I tried Cub Scouts in the first grade. I went to a meeting. I got my uniform. Actually the uniform was pretty cool especially that little bandana thing you had to wear and the sweet hat. It took a couple of meetings before we got our merit badge books, We got like little gold arrows or something like that to sew on our shirts for each goal that was reached in the official book. I was excited to get the book and the day I got home after a meeting I opened it and started to look thru the list of goals to accomplish. I.E. climb a tree over ten feet tall. Check. Done that. Skip a rock on the water. Check Done that. And it went on and on until I had checked every one of the Cub Scout guide goals. Growing up in the woods I had already accomplished every single thing in the book. What a disappointment. I think I may have went to one more meeting and then I quit. Paper mache held no interest. Neither did scrapbooking. I determined right then and there that the cub scouts was a secret organization for sissies. I'm sure it is a fine organization but the way it was presented to me just didn't work out. I didn't need an after school activity. I lived in the woods.

Around first grade my mom took me to an apartment where she was meeting someone. I do not know the reason we were there.

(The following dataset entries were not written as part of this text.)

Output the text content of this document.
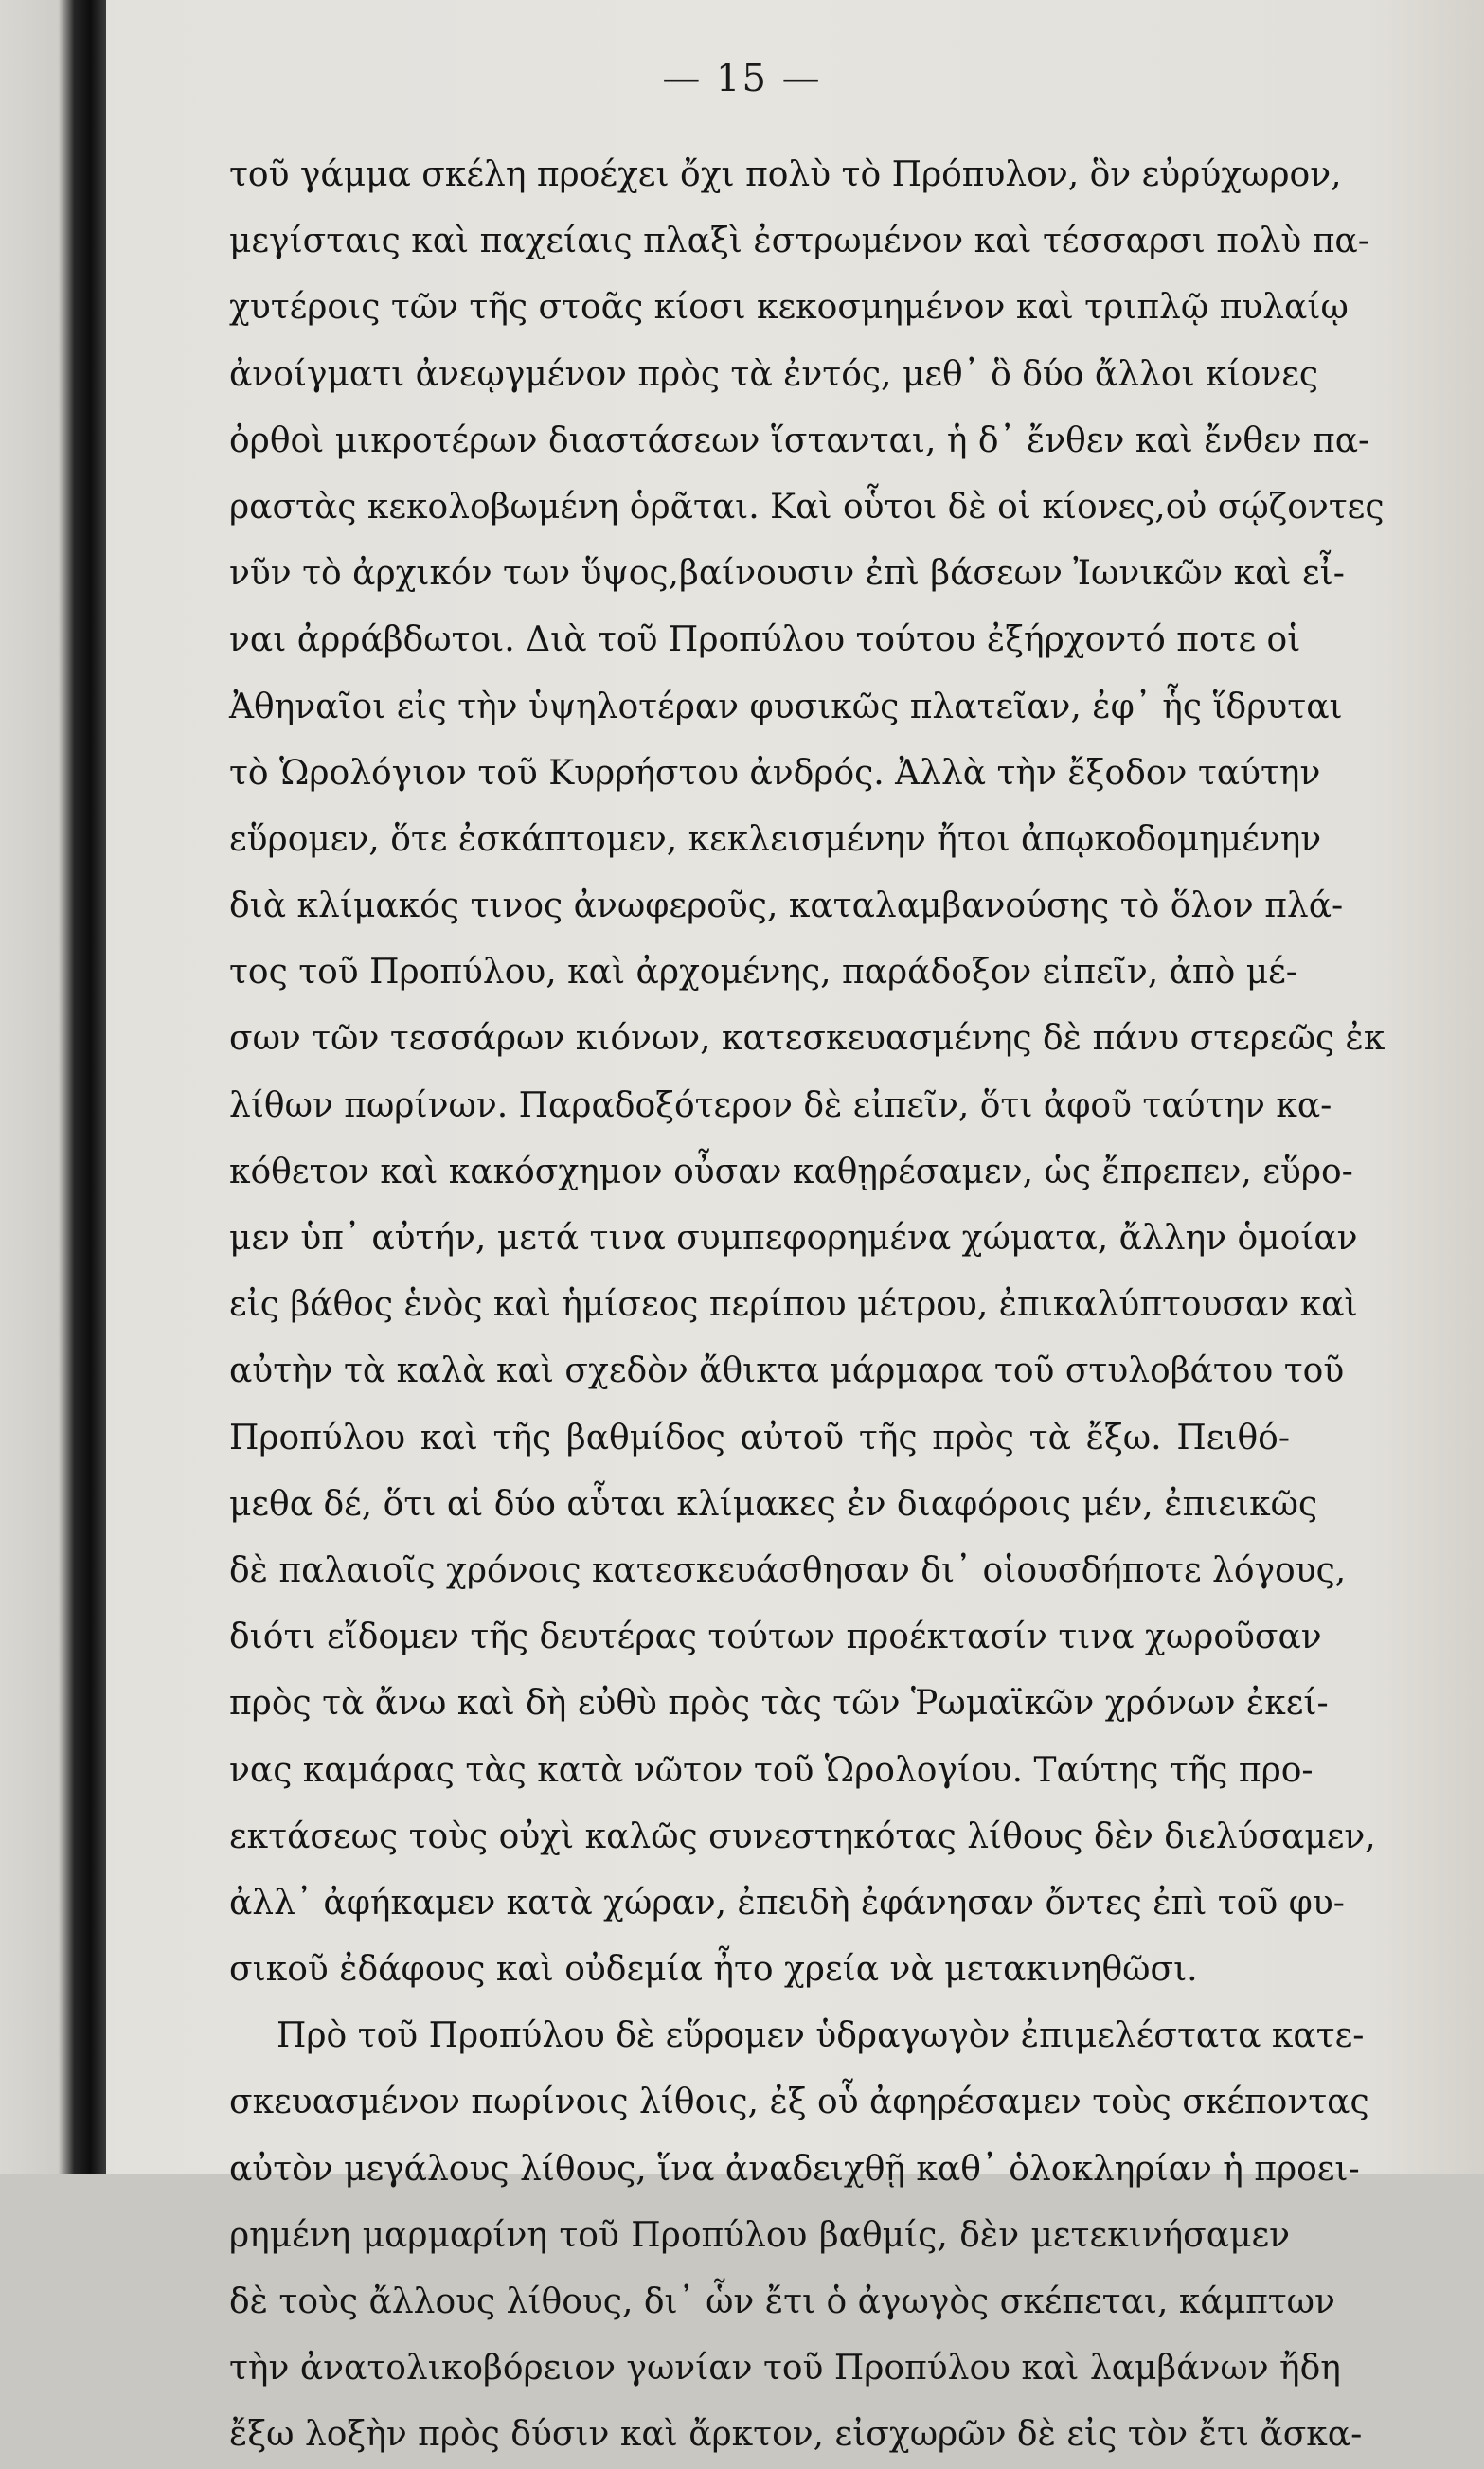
— 15 —
τοῦ γάμμα σκέλη προέχει ὄχι πολὺ τὸ Πρόπυλον, ὃν εὐρύχωρον,
μεγίσταις καὶ παχείαις πλαξὶ ἐστρωμένον καὶ τέσσαρσι πολὺ πα-
χυτέροις τῶν τῆς στοᾶς κίοσι κεκοσμημένον καὶ τριπλῷ πυλαίῳ
ἀνοίγματι ἀνεῳγμένον πρὸς τὰ ἐντός, μεθ᾽ ὃ δύο ἄλλοι κίονες
ὀρθοὶ μικροτέρων διαστάσεων ἵστανται, ἡ δ᾽ ἔνθεν καὶ ἔνθεν πα-
ραστὰς κεκολοβωμένη ὁρᾶται. Καὶ οὗτοι δὲ οἱ κίονες,οὐ σῴζοντες
νῦν τὸ ἀρχικόν των ὕψος,βαίνουσιν ἐπὶ βάσεων Ἰωνικῶν καὶ εἶ-
ναι ἀρράβδωτοι. Διὰ τοῦ Προπύλου τούτου ἐξήρχοντό ποτε οἱ
Ἀθηναῖοι εἰς τὴν ὑψηλοτέραν φυσικῶς πλατεῖαν, ἐφ᾽ ἧς ἵδρυται
τὸ Ὡρολόγιον τοῦ Κυρρήστου ἀνδρός. Ἀλλὰ τὴν ἔξοδον ταύτην
εὕρομεν, ὅτε ἐσκάπτομεν, κεκλεισμένην ἤτοι ἀπῳκοδομημένην
διὰ κλίμακός τινος ἀνωφεροῦς, καταλαμβανούσης τὸ ὅλον πλά-
τος τοῦ Προπύλου, καὶ ἀρχομένης, παράδοξον εἰπεῖν, ἀπὸ μέ-
σων τῶν τεσσάρων κιόνων, κατεσκευασμένης δὲ πάνυ στερεῶς ἐκ
λίθων πωρίνων. Παραδοξότερον δὲ εἰπεῖν, ὅτι ἀφοῦ ταύτην κα-
κόθετον καὶ κακόσχημον οὖσαν καθῃρέσαμεν, ὡς ἔπρεπεν, εὕρο-
μεν ὑπ᾽ αὐτήν, μετά τινα συμπεφορημένα χώματα, ἄλλην ὁμοίαν
εἰς βάθος ἑνὸς καὶ ἡμίσεος περίπου μέτρου, ἐπικαλύπτουσαν καὶ
αὐτὴν τὰ καλὰ καὶ σχεδὸν ἄθικτα μάρμαρα τοῦ στυλοβάτου τοῦ
Προπύλου καὶ τῆς βαθμίδος αὐτοῦ τῆς πρὸς τὰ ἔξω. Πειθό-
μεθα δέ, ὅτι αἱ δύο αὗται κλίμακες ἐν διαφόροις μέν, ἐπιεικῶς
δὲ παλαιοῖς χρόνοις κατεσκευάσθησαν δι᾽ οἱουσδήποτε λόγους,
διότι εἴδομεν τῆς δευτέρας τούτων προέκτασίν τινα χωροῦσαν
πρὸς τὰ ἄνω καὶ δὴ εὐθὺ πρὸς τὰς τῶν Ῥωμαϊκῶν χρόνων ἐκεί-
νας καμάρας τὰς κατὰ νῶτον τοῦ Ὡρολογίου. Ταύτης τῆς προ-
εκτάσεως τοὺς οὐχὶ καλῶς συνεστηκότας λίθους δὲν διελύσαμεν,
ἀλλ᾽ ἀφήκαμεν κατὰ χώραν, ἐπειδὴ ἐφάνησαν ὄντες ἐπὶ τοῦ φυ-
σικοῦ ἐδάφους καὶ οὐδεμία ἦτο χρεία νὰ μετακινηθῶσι.
Πρὸ τοῦ Προπύλου δὲ εὕρομεν ὑδραγωγὸν ἐπιμελέστατα κατε-
σκευασμένον πωρίνοις λίθοις, ἐξ οὗ ἀφηρέσαμεν τοὺς σκέποντας
αὐτὸν μεγάλους λίθους, ἵνα ἀναδειχθῇ καθ᾽ ὁλοκληρίαν ἡ προει-
ρημένη μαρμαρίνη τοῦ Προπύλου βαθμίς, δὲν μετεκινήσαμεν
δὲ τοὺς ἄλλους λίθους, δι᾽ ὧν ἔτι ὁ ἀγωγὸς σκέπεται, κάμπτων
τὴν ἀνατολικοβόρειον γωνίαν τοῦ Προπύλου καὶ λαμβάνων ἤδη
ἔξω λοξὴν πρὸς δύσιν καὶ ἄρκτον, εἰσχωρῶν δὲ εἰς τὸν ἔτι ἄσκα-
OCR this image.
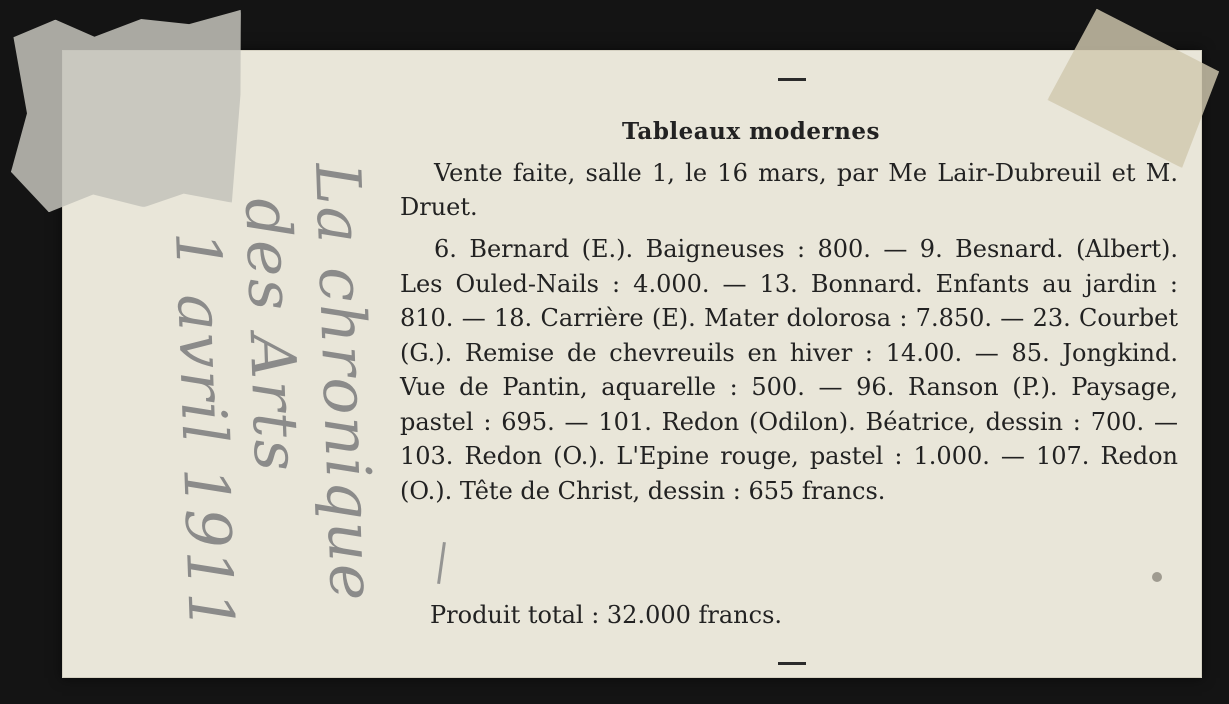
La chronique
des Arts
1 avril 1911
Tableaux modernes
Vente faite, salle 1, le 16 mars, par Me Lair-Dubreuil et M. Druet.
6. Bernard (E.). Baigneuses : 800. — 9. Besnard. (Albert). Les Ouled-Nails : 4.000. — 13. Bonnard. Enfants au jardin : 810. — 18. Carrière (E). Mater dolorosa : 7.850. — 23. Courbet (G.). Remise de chevreuils en hiver : 14.00. — 85. Jongkind. Vue de Pantin, aquarelle : 500. — 96. Ranson (P.). Paysage, pastel : 695. — 101. Redon (Odilon). Béatrice, dessin : 700. — 103. Redon (O.). L'Epine rouge, pastel : 1.000. — 107. Redon (O.). Tête de Christ, dessin : 655 francs.
Produit total : 32.000 francs.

I did not know the people who lived there. But they were the first black people I had ever been around. Ever. My mom had purchased me one of those jumbo sized bags of jelly beans earlier in the day and I remember taking them with me inside when we visited. At some point I remember moving off by myself away from the adults, maybe on a patio. Some other kids came over and I tried to make friends. They bullied me and stole my jelly beans. I sat there dumbstruck. That was my first experience with racial tolerance. It was not a good one. I didn't have to form my own opinion of black people because that was given to us at a young age. Our town was white. There were indians (native americans) and a smattering of hispanics but no black people. We were taught that black people were inferior. Period. It was college before I could shake off those old belief systems and form my own informed opinions concerning race. But for then, at that point, black people stole my jellybeans and no white people had ever done that. I'm sure it left a mark.